(nie)zdolnosci muzyczne

To forum przeznaczone jest głównie dla osób dorosłych z ZA i pokrewnymi zaburzeniami.

Chat irc (pirc.pl): #aspi.net.pl (bramka www) (godzina 20:30)
Skype: WideŁokonferencja (Soboty@20:00)

(nie)zdolnosci muzyczne

Postprzez cozashitt » Śr, 18 paź 2006, 02:10

Kto umie grac na jakims instrumencie?

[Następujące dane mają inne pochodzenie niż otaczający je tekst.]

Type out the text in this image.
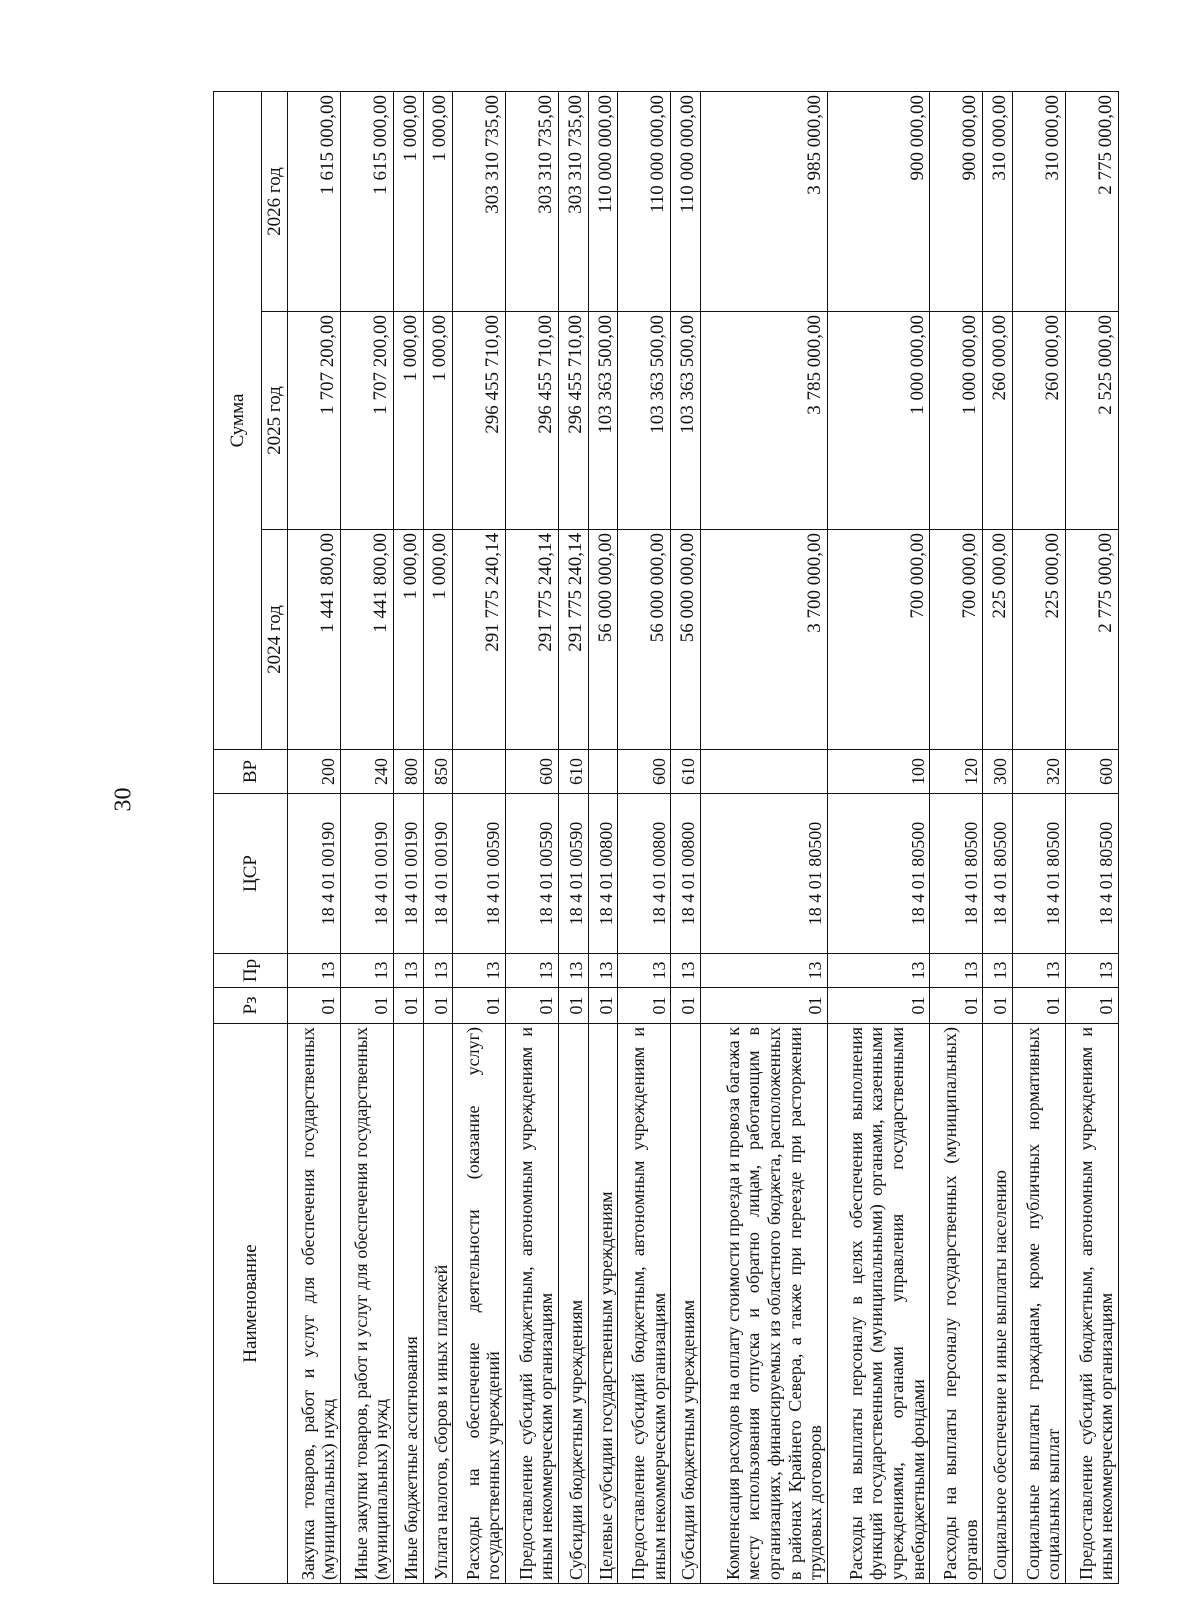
30
Наименование	Рз	Пр	ЦСР	ВР	Сумма		
					2024 год	2025 год	2026 год
Закупка товаров, работ и услуг для обеспечения государственных (муниципальных) нужд	01	13	18 4 01 00190	200	1 441 800,00	1 707 200,00	1 615 000,00
Иные закупки товаров, работ и услуг для обеспечения государственных (муниципальных) нужд	01	13	18 4 01 00190	240	1 441 800,00	1 707 200,00	1 615 000,00
Иные бюджетные ассигнования	01	13	18 4 01 00190	800	1 000,00	1 000,00	1 000,00
Уплата налогов, сборов и иных платежей	01	13	18 4 01 00190	850	1 000,00	1 000,00	1 000,00
Расходы на обеспечение деятельности (оказание услуг) государственных учреждений	01	13	18 4 01 00590		291 775 240,14	296 455 710,00	303 310 735,00
Предоставление субсидий бюджетным, автономным учреждениям и иным некоммерческим организациям	01	13	18 4 01 00590	600	291 775 240,14	296 455 710,00	303 310 735,00
Субсидии бюджетным учреждениям	01	13	18 4 01 00590	610	291 775 240,14	296 455 710,00	303 310 735,00
Целевые субсидии государственным учреждениям	01	13	18 4 01 00800		56 000 000,00	103 363 500,00	110 000 000,00
Предоставление субсидий бюджетным, автономным учреждениям и иным некоммерческим организациям	01	13	18 4 01 00800	600	56 000 000,00	103 363 500,00	110 000 000,00
Субсидии бюджетным учреждениям	01	13	18 4 01 00800	610	56 000 000,00	103 363 500,00	110 000 000,00
Компенсация расходов на оплату стоимости проезда и провоза багажа к месту использования отпуска и обратно лицам, работающим в организациях, финансируемых из областного бюджета, расположенных в районах Крайнего Севера, а также при переезде при расторжении трудовых договоров	01	13	18 4 01 80500		3 700 000,00	3 785 000,00	3 985 000,00
Расходы на выплаты персоналу в целях обеспечения выполнения функций государственными (муниципальными) органами, казенными учреждениями, органами управления государственными внебюджетными фондами	01	13	18 4 01 80500	100	700 000,00	1 000 000,00	900 000,00
Расходы на выплаты персоналу государственных (муниципальных) органов	01	13	18 4 01 80500	120	700 000,00	1 000 000,00	900 000,00
Социальное обеспечение и иные выплаты населению	01	13	18 4 01 80500	300	225 000,00	260 000,00	310 000,00
Социальные выплаты гражданам, кроме публичных нормативных социальных выплат	01	13	18 4 01 80500	320	225 000,00	260 000,00	310 000,00
Предоставление субсидий бюджетным, автономным учреждениям и иным некоммерческим организациям	01	13	18 4 01 80500	600	2 775 000,00	2 525 000,00	2 775 000,00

Czy AS latwiej jest obslugiwac gitare albo inna trabke?
cozashitt
 

Postprzez ktoś » Śr, 18 paź 2006, 18:30

Gram na gitarze, choć nie umiem i nie mogę się nauczyć. Mam chyba słuch absolutny.
ktoś
 
Posty: 124
Dołączył(a): Śr, 5 kwi 2006, 23:00

Postprzez zAgatka » Śr, 18 paź 2006, 23:54

Wydaje mi się, że może być łatwiej nauczyć się grać z powodu pamięci... Tego słuchu, jak mówi ktoś. Co też jest lekko denerwujące, bo zawsze słyszę, kiedy ktoś fałszuje [łącznie ze mną :wink: - na szczęście]. Nie umiem się wypowiedzieć o czysto hmm 'manualnym' aspekcie opanowania gry na instrumenie. U mnie sytuacja jest o tyle dziwna, że jestem praworęczna, ale na gitarze o wiele wygodniej gra mi się lewą ręką. Zapis nutowy z mojego punktu widzenia tylko wszystko komplikuje. Wolę się uczyć ze słuchu. Ale muzykiem nie zostanę - potrafię tylko odtwarzać.
zAgatka
 
Posty: 554
Dołączył(a): Pn, 2 paź 2006, 23:00
Lokalizacja: Poznań

Postprzez hari » Cz, 19 paź 2006, 00:03

umiem grac na gitarze - w pewnych interesujacych mnie aspektach.:]
Niestety cieniem sie kladzie brak pamieci muzycznej, sluch sobie po 9 latach gry wyrobilem , umiem wreszcie bardzo dokladnie stroic :) Zdecydowanie wole komponowac niz uczyc sie cudzych utworow, tyle ze wychodzi ten diabli aspie perfekcjonizm, moge siedziec z instrumentem 3 godziny, testowac rozne warianty riffu a i tak nie jestem zadowolony - ostatecznej wersji brak :)
Avatar użytkownika
hari
 
Posty: 2522
Dołączył(a): Wt, 31 sty 2006, 00:00
Płeć: M

Postprzez Karo » Cz, 19 paź 2006, 19:07

Podam Wam teraz piosenkę napisaną i wykonaną przez osobę autystyczną lub z AS (nie wiem dokładnie) Może jednak dlatego jest taka niezwykła.
Od jakiegoś czasu mam na nią fazę. Działa lepiej niż wszystkie myzyki relaksacyjne świata! A gdy jej słucham przed oczyma duszy wizualizuje sobie jakieś niezwykle urokliwe miejsce no. wodospad Salto Angel w Wenezueli.

Oto link do piosenki:
http://www.wrzuta.pl/audio/vbxoWQih3v/05_the_gift_of_light_177202
Karo
 

Postprzez miurzówna » Cz, 19 paź 2006, 19:51

Cześć Karo :) Miło Cie tutaj widzieć :) Mam nadziejęz e się zarejestrujesz :)
miurzówna
 
Posty: 806
Dołączył(a): Pn, 11 wrz 2006, 23:00

Postprzez issa » Cz, 19 paź 2006, 19:53

awesome ale wolalabym bez vocalu.
Avatar użytkownika
issa
 
Posty: 461
Dołączył(a): Śr, 20 wrz 2006, 23:00
Lokalizacja: ze stanow skupienia materii

Postprzez Karo » Pt, 20 paź 2006, 00:46

0_o Bez wokalu?! Ale przecież tu własnie wokal jest jednym z lepszych elementów.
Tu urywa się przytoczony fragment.